Como prescrever eritropoetina na DRC?
Os agentes estimuladores da eritropoiese (AEE) devem ser reservados para pacientes com DRC que mantêm hemoglobina menor que 10 g/dl apesar da correção de estoques de ferro. A alfaepoetina é o AEE mais utilizado e está disponível na apresentação de frasco-ampola com 1.000 UI, 2.000 UI, 3.000 UI, 4.000 UI ou 10.000 UI. A administração intravenosa é mais prática em pacientes em HD, porém a via subcutânea é mais eficiente. A darbepoetina é outra opção, usada com menor frequência. As doses recomendadas para início da terapia com alfaepoetina e darbepoetina estão descritas na tabela 2 [8, 9].
O objetivo do tratamento com AEE é aumentar os níveis de hemoglobina em 1 g/dL ao fim do primeiro mês.
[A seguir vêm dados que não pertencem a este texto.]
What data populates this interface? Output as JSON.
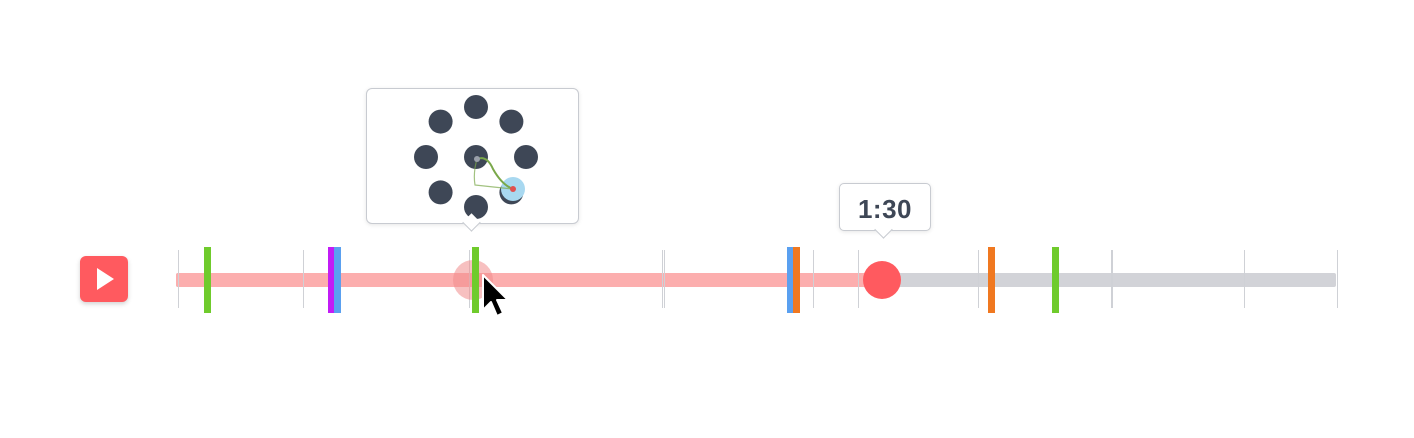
{
  "player": {
    "play_button": {
      "icon": "play-icon",
      "color": "#ff5a5f"
    },
    "current_time_label": "1:30",
    "progress_fraction": 0.608,
    "hover_fraction": 0.255,
    "colors": {
      "progress": "#fcaeae",
      "remaining": "#d2d3d8",
      "playhead": "#ff5a5f",
      "hover": "#f08c8c"
    },
    "ticks": [
      0.0,
      0.108,
      0.251,
      0.418,
      0.419,
      0.548,
      0.587,
      0.69,
      0.806,
      0.805,
      0.92,
      1.0
    ],
    "event_markers": [
      {
        "fraction": 0.024,
        "color": "#6fcb2c"
      },
      {
        "fraction": 0.131,
        "color": "#c21cf5"
      },
      {
        "fraction": 0.136,
        "color": "#5aa0f0"
      },
      {
        "fraction": 0.255,
        "color": "#6fcb2c"
      },
      {
        "fraction": 0.527,
        "color": "#5aa0f0"
      },
      {
        "fraction": 0.532,
        "color": "#f07820"
      },
      {
        "fraction": 0.7,
        "color": "#f07820"
      },
      {
        "fraction": 0.755,
        "color": "#6fcb2c"
      }
    ]
  },
  "preview": {
    "dot_color": "#3e4756",
    "path_color": "#7aa84a",
    "highlight_color": "#a8d8f0",
    "end_point_color": "#e05050",
    "start_point_color": "#9aa0aa"
  },
  "cursor": {
    "icon": "mouse-pointer-icon"
  }
}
Recomenda-se dosar a hemoglobina semanalmente. Caso ocorra elevação em 1 g/dL nas primeiras duas semanas, a dose do AEE deve ser reduzida em 25 a 50%. Caso a elevação esperada não ocorra ao fim do primeiro mês, a dose deve ser aumentada em 25 a 50%. A hipertensão é um dos efeitos colaterais mais comuns com uso de AEE e deve ser monitorada [1].
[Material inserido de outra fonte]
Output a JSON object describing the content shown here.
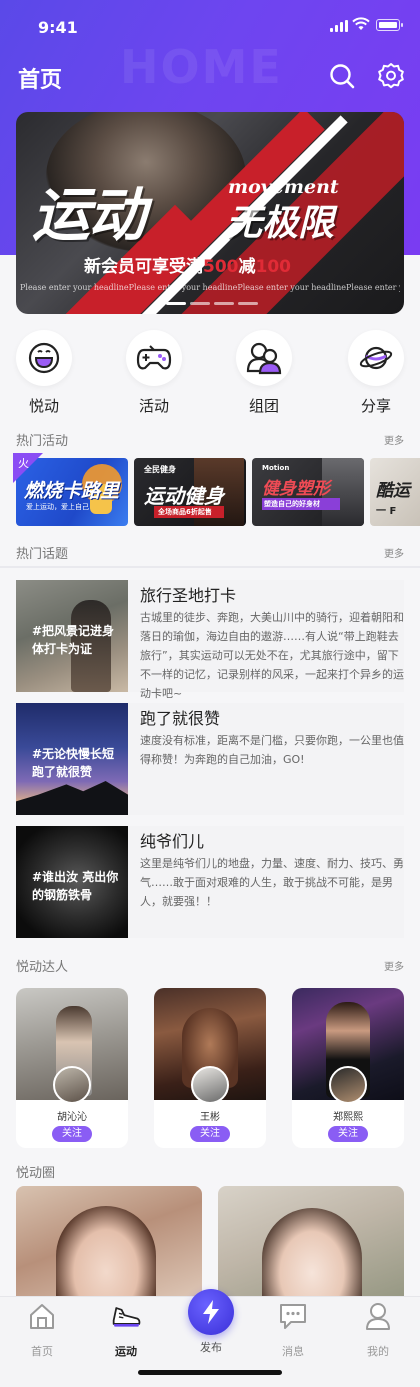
{
  "status": {
    "time": "9:41"
  },
  "header": {
    "title": "首页",
    "watermark": "HOME"
  },
  "banner": {
    "title_big": "运动",
    "title_big2": "无极限",
    "title_en": "movement",
    "subtitle_prefix": "新会员可享受满",
    "subtitle_amount1": "500",
    "subtitle_mid": "减",
    "subtitle_amount2": "100",
    "fine_print": "Please enter your headlinePlease enter your headlinePlease enter your headlinePlease enter your headlinePlease enter your headline Please enter your headlinePlease enter your headlinePlease enter your headlinePlease enter your headlinePlease enter your headline Please enter your headlinePlease enter your headlinePlease enter your headlinePlease enter your headlinePlease enter your headline"
  },
  "quick_nav": [
    {
      "label": "悦动",
      "icon": "smile-icon"
    },
    {
      "label": "活动",
      "icon": "gamepad-icon"
    },
    {
      "label": "组团",
      "icon": "group-icon"
    },
    {
      "label": "分享",
      "icon": "planet-icon"
    }
  ],
  "hot_activities": {
    "title": "热门活动",
    "more": "更多",
    "badge": "火",
    "items": [
      {
        "text": "燃烧卡路里",
        "sub": "爱上运动，爱上自己"
      },
      {
        "text": "运动健身",
        "top": "全民健身",
        "sub": "全场商品6折起售"
      },
      {
        "text": "健身塑形",
        "top": "Motion",
        "sub": "塑造自己的好身材"
      },
      {
        "text": "酷运",
        "sub": "一 F"
      }
    ]
  },
  "hot_topics": {
    "title": "热门话题",
    "more": "更多",
    "items": [
      {
        "thumb_text": "#把风景记进身体打卡为证",
        "title": "旅行圣地打卡",
        "desc": "古城里的徒步、奔跑，大美山川中的骑行，迎着朝阳和落日的瑜伽，海边自由的遨游……有人说“带上跑鞋去旅行”，其实运动可以无处不在，尤其旅行途中，留下不一样的记忆，记录别样的风采，一起来打个异乡的运动卡吧~"
      },
      {
        "thumb_text": "#无论快慢长短跑了就很赞",
        "title": "跑了就很赞",
        "desc": "速度没有标准，距离不是门槛，只要你跑，一公里也值得称赞！为奔跑的自己加油，GO!"
      },
      {
        "thumb_text": "#谁出汝 亮出你的钢筋铁骨",
        "title": "纯爷们儿",
        "desc": "这里是纯爷们儿的地盘，力量、速度、耐力、技巧、勇气……敢于面对艰难的人生，敢于挑战不可能，是男人，就要强！！"
      }
    ]
  },
  "experts": {
    "title": "悦动达人",
    "more": "更多",
    "follow_label": "关注",
    "items": [
      {
        "name": "胡沁沁"
      },
      {
        "name": "王彬"
      },
      {
        "name": "郑熙熙"
      }
    ]
  },
  "circle": {
    "title": "悦动圈"
  },
  "tabbar": [
    {
      "label": "首页",
      "icon": "home-icon",
      "active": false
    },
    {
      "label": "运动",
      "icon": "sneaker-icon",
      "active": true
    },
    {
      "label": "发布",
      "icon": "lightning-icon",
      "active": false
    },
    {
      "label": "消息",
      "icon": "message-icon",
      "active": false
    },
    {
      "label": "我的",
      "icon": "profile-icon",
      "active": false
    }
  ],
  "colors": {
    "accent": "#6a45f0",
    "follow": "#8a5df4",
    "banner_red": "#c8202a"
  }
}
O alvo de hemoglobina na DRC é de até 12 g/dL. Níveis superiores a 13 g/dL têm comprovada associação com AVC e complicações tromboembólicas [1].
Uso da eritropoetina no câncer
O uso do AEE em pacientes com câncer é limitado devido aos seus efeitos colaterais como tromboembolismo, AVC e hipertensão. Existe também um risco aumentado de progressão da neoplasia, especialmente em pacientes com tumores sólidos. A fisiopatologia para esse crescimento neoplásico com uso de AEE parece ser multifatorial e ainda não totalmente esclarecida. Assim, a recomendação para o uso no paciente com câncer é restrita [10].
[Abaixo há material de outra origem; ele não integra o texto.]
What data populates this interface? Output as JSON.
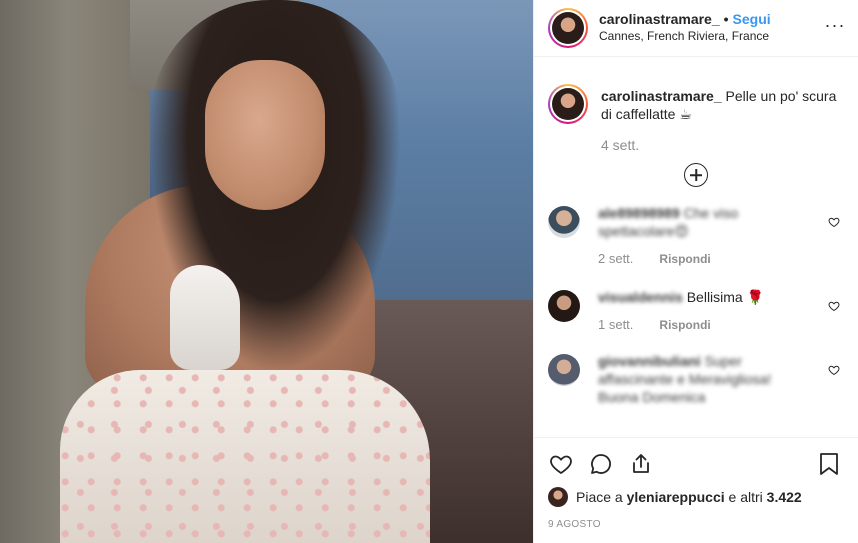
{
  "post": {
    "author": "carolinastramare_",
    "separator": "•",
    "follow_label": "Segui",
    "location": "Cannes, French Riviera, France",
    "more_label": "···"
  },
  "caption": {
    "username": "carolinastramare_",
    "text": "Pelle un po' scura di caffellatte ☕",
    "time": "4 sett."
  },
  "comments": [
    {
      "username": "ale89898989",
      "text": "Che viso spettacolare😍",
      "time": "2 sett.",
      "reply_label": "Rispondi"
    },
    {
      "username": "visualdennis",
      "text": "Bellisima 🌹",
      "time": "1 sett.",
      "reply_label": "Rispondi"
    },
    {
      "username": "giovannibuliani",
      "text": "Super affascinante e Meravigliosa! Buona Domenica",
      "time": "",
      "reply_label": ""
    }
  ],
  "likes": {
    "prefix": "Piace a",
    "user": "yleniareppucci",
    "suffix": "e altri",
    "count": "3.422"
  },
  "date": "9 AGOSTO",
  "icons": {
    "more": "more-horizontal-icon",
    "load_more": "plus-circle-icon",
    "comment_like": "heart-outline-icon",
    "like": "heart-icon",
    "comment": "comment-icon",
    "share": "share-icon",
    "save": "bookmark-icon"
  },
  "colors": {
    "accent_link": "#3897f0",
    "text": "#262626",
    "muted": "#8e8e8e",
    "divider": "#efefef"
  }
}
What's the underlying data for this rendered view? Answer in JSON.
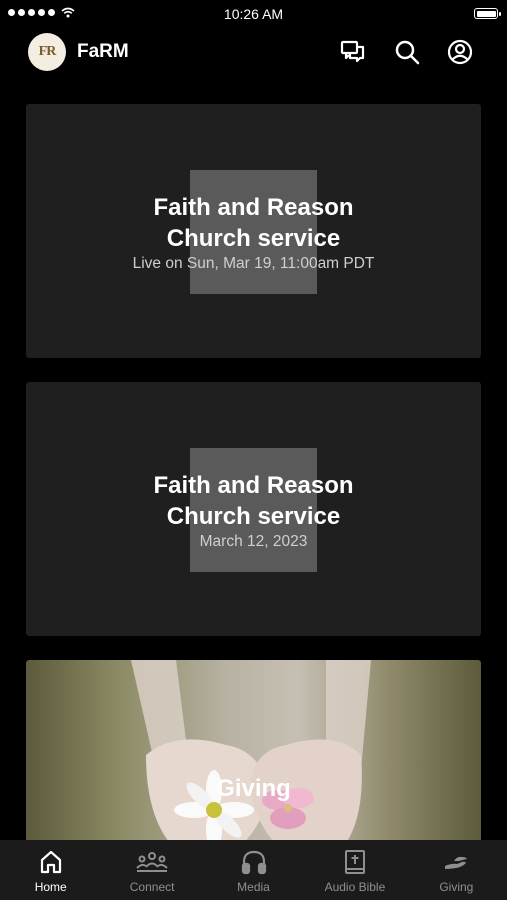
{
  "status_bar": {
    "time": "10:26 AM"
  },
  "header": {
    "avatar_text": "FR",
    "title": "FaRM",
    "icons": [
      "chat-icon",
      "search-icon",
      "account-icon"
    ]
  },
  "cards": [
    {
      "title_line1": "Faith and Reason",
      "title_line2": "Church service",
      "subtitle": "Live on Sun, Mar 19, 11:00am PDT"
    },
    {
      "title_line1": "Faith and Reason",
      "title_line2": "Church service",
      "subtitle": "March 12, 2023"
    }
  ],
  "giving_card": {
    "label": "Giving"
  },
  "tabs": [
    {
      "label": "Home",
      "icon": "home-icon",
      "active": true
    },
    {
      "label": "Connect",
      "icon": "people-icon",
      "active": false
    },
    {
      "label": "Media",
      "icon": "headphones-icon",
      "active": false
    },
    {
      "label": "Audio Bible",
      "icon": "bible-icon",
      "active": false
    },
    {
      "label": "Giving",
      "icon": "giving-hand-icon",
      "active": false
    }
  ],
  "colors": {
    "background": "#000000",
    "card": "#1f1f1f",
    "tab_bar": "#1b1b1b",
    "inactive_tab": "#8f8f8f"
  }
}
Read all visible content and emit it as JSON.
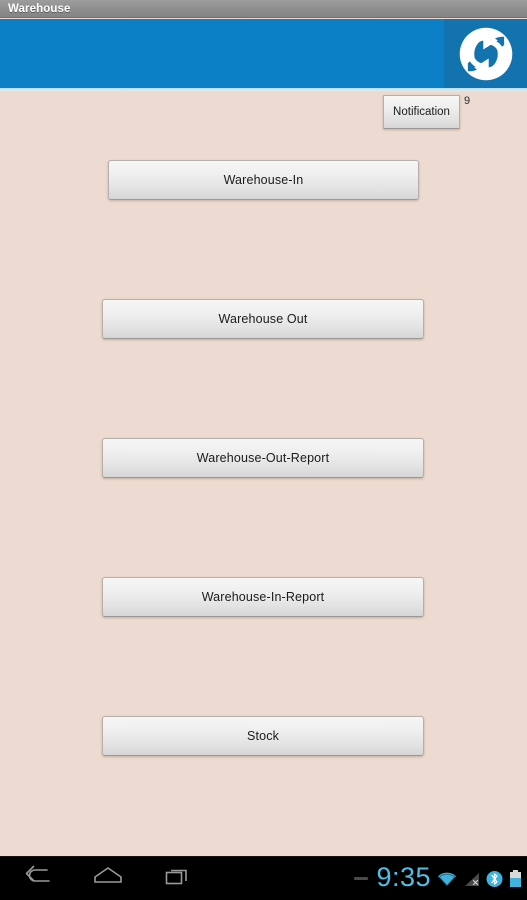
{
  "window": {
    "title": "Warehouse"
  },
  "header": {
    "logo_icon": "sync-circle-logo",
    "background_color": "#0b80c6",
    "logo_block_color": "#1273af"
  },
  "notification": {
    "label": "Notification",
    "badge_count": "9"
  },
  "menu": {
    "buttons": [
      {
        "label": "Warehouse-In",
        "name": "warehouse-in-button"
      },
      {
        "label": "Warehouse Out",
        "name": "warehouse-out-button"
      },
      {
        "label": "Warehouse-Out-Report",
        "name": "warehouse-out-report-button"
      },
      {
        "label": "Warehouse-In-Report",
        "name": "warehouse-in-report-button"
      },
      {
        "label": "Stock",
        "name": "stock-button"
      }
    ]
  },
  "navbar": {
    "back_icon": "back-arrow-icon",
    "home_icon": "home-icon",
    "recents_icon": "recent-apps-icon"
  },
  "statusbar": {
    "clock": "9:35",
    "clock_color": "#4fbfe6",
    "icons": [
      "wifi-icon",
      "cellular-signal-off-icon",
      "bluetooth-icon",
      "battery-icon"
    ]
  },
  "theme": {
    "page_background": "#EDDAD0",
    "accent": "#0b80c6"
  }
}
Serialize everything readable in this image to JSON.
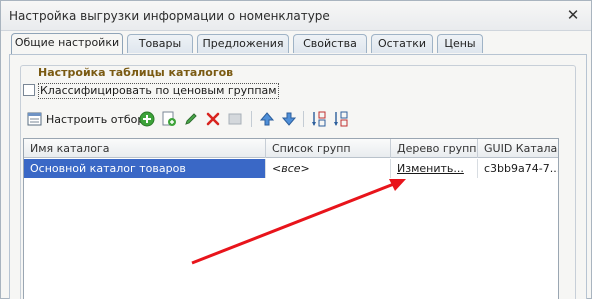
{
  "window": {
    "title": "Настройка выгрузки информации о номенклатуре",
    "close_glyph": "✕"
  },
  "tabs": [
    {
      "label": "Общие настройки",
      "active": true
    },
    {
      "label": "Товары"
    },
    {
      "label": "Предложения"
    },
    {
      "label": "Свойства"
    },
    {
      "label": "Остатки"
    },
    {
      "label": "Цены"
    }
  ],
  "catalogs_group": {
    "title": "Настройка таблицы каталогов"
  },
  "price_groups_checkbox": {
    "label": "Классифицировать по ценовым группам",
    "checked": false
  },
  "toolbar": {
    "filter_label": "Настроить отбор",
    "icons": [
      "filter-settings-icon",
      "add-icon",
      "add-copy-icon",
      "edit-icon",
      "delete-icon",
      "disabled-icon",
      "move-up-icon",
      "move-down-icon",
      "sort-asc-icon",
      "sort-desc-icon"
    ]
  },
  "grid": {
    "columns": [
      "Имя каталога",
      "Список групп",
      "Дерево групп",
      "GUID Катала..."
    ],
    "rows": [
      {
        "name": "Основной каталог товаров",
        "groups": "<все>",
        "tree": "Изменить...",
        "guid": "c3bb9a74-7..."
      }
    ]
  },
  "colors": {
    "annotation_arrow": "#e8141b",
    "selection": "#3a68c6",
    "group_title": "#7a5a12"
  }
}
Os AEE são recomendados em pacientes com câncer quando a anemia é secundária à quimioterapia mielossupressora sem intenção curativa. Essa orientação reduz a necessidade de transfusão e melhora os sintomas da anemia. Em pacientes com câncer e anemia não associada à quimioterapia não se recomenda usar um AEE. Nos pacientes com mielotoxicidade secundária à quimioterapia com intenção curativa também evita-se usar um AEE [11].
Em pacientes com DRC e câncer, as diretrizes recomendam o uso de AEE com cautela, apenas se hemoglobina menor que 10 g/dL e na menor dose possível. A hemoglobina não deve ultrapassar 12 g/dL durante o uso de AEE nesses pacientes, devido à maior associação com mortalidade. Pacientes com DRC e câncer curado podem usar os AEEs nas indicações usuais [10, 12].